Answer:
1. y-intercept is -1.
2. Exponential form is [tex]0.80^{4}=0.4096[/tex].
3. 2.875
4. y = 0.873
Step-by-step explanation:
1. We have the function [tex]f(x) = -32 \times 2^{x-3} +3[/tex].
Now as we know that y-intercept is the point where the line cuts y-axis i.e. x=0.
So, x=0 in the [tex]f(x) = -32 \times 2^{x-3} +3[/tex] gives,
[tex]f(x) = -32 \times 2^{0-3} +3[/tex]
i.e. [tex]f(x) = \frac{-32}{2^{3}}+3[/tex]
i.e. [tex]f(x) = \frac{-32}{8}+3[/tex]
i.e. [tex]f(x) = -4+3[/tex]
i.e. [tex]f(x) = -1[/tex]
So, the y-intercept of this function is -1.
2. We have, [tex]4=\log_{0.80}{0.4096}[/tex]
As, [tex]a=\log_{b}c[/tex] implies [tex]b^{a}=c[/tex].

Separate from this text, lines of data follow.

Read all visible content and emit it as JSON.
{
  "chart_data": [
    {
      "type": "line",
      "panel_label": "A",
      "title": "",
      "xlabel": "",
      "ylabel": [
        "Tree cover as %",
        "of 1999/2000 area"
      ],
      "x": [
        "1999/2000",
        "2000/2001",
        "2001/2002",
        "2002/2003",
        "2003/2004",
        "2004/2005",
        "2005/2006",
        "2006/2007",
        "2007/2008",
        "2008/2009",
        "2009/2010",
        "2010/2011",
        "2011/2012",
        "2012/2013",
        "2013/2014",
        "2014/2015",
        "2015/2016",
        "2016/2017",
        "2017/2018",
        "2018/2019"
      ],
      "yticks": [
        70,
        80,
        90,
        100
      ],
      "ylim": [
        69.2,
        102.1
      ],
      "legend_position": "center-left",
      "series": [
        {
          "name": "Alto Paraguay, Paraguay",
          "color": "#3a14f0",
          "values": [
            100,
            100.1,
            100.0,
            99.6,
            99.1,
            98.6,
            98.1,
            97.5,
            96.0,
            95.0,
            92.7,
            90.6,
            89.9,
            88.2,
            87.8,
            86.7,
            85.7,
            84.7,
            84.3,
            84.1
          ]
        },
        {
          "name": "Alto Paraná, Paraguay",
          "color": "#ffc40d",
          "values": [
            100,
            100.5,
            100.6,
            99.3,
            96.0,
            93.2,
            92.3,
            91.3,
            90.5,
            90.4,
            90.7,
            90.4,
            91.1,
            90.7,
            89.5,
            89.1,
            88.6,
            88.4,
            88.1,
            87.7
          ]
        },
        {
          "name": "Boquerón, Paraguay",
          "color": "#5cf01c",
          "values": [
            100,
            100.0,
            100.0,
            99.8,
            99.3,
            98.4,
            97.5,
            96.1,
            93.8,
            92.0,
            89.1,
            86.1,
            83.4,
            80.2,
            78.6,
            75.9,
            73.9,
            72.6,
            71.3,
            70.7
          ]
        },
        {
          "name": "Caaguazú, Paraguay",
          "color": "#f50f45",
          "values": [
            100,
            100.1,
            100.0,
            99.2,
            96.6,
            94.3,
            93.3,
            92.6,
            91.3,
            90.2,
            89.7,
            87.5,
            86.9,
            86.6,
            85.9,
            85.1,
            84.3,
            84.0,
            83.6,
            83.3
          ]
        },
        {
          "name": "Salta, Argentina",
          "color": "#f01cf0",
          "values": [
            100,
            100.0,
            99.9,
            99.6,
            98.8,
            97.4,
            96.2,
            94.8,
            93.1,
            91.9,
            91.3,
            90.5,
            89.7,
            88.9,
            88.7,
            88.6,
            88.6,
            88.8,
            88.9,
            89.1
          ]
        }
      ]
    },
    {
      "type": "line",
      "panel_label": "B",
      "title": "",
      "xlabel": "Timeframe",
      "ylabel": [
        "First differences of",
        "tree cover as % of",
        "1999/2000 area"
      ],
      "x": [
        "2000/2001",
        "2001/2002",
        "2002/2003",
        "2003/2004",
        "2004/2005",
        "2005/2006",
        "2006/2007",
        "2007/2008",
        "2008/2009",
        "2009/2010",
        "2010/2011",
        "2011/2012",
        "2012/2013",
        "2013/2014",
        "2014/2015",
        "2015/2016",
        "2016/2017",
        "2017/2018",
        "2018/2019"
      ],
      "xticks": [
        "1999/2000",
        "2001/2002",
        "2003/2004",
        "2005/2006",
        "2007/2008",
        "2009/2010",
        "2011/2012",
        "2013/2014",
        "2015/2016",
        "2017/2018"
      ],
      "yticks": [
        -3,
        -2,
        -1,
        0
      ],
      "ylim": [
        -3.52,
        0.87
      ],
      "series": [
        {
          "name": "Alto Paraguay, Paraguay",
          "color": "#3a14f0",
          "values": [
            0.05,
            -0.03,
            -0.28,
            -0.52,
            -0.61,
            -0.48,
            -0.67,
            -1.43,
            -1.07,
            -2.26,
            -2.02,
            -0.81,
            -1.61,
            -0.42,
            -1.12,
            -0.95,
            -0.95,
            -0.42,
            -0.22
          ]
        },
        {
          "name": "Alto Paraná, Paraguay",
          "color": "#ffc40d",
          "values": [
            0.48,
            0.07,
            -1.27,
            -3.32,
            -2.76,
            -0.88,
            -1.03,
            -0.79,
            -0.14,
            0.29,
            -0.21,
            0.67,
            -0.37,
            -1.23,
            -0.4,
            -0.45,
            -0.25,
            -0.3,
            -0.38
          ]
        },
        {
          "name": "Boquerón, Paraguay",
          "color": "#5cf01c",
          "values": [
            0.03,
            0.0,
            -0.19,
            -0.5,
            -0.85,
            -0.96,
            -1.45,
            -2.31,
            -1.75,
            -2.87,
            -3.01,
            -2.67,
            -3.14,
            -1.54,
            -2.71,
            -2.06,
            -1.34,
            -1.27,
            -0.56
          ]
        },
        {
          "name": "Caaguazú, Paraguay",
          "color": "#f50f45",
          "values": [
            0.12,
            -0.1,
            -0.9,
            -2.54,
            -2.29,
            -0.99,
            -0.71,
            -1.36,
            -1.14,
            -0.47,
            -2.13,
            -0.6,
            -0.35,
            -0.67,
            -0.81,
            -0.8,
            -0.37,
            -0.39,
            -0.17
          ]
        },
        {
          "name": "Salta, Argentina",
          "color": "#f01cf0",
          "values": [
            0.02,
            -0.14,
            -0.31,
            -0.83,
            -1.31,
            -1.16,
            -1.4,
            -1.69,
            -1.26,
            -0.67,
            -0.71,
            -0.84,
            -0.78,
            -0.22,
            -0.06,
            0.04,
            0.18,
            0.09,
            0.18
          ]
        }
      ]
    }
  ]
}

Therefore, [tex]4=\log_{0.80}0.4096[/tex] implies [tex]0.80^{4}=0.4096[/tex].
Hence, the exponential form is [tex]0.80^{4}=0.4096[/tex].
3. We have to find the value of log(750).
As no base is given, we assume the base to be 10.
So, [tex]\log_{10}750[/tex] = 2.875.
4. We have, [tex]y=\log_{40}{25}[/tex]
Again using, As, [tex]a=\log_{b}c[/tex] implies [tex]b^{a}=c[/tex].
We have, As, [tex]y=\log_{40}25[/tex] implies [tex]40^{y}=25[/tex]
i.e. [tex]y \times \log40 = \log25[/tex]
i.e. y = 0.87258905175
Rounding to nearest thousand gives y = 0.873.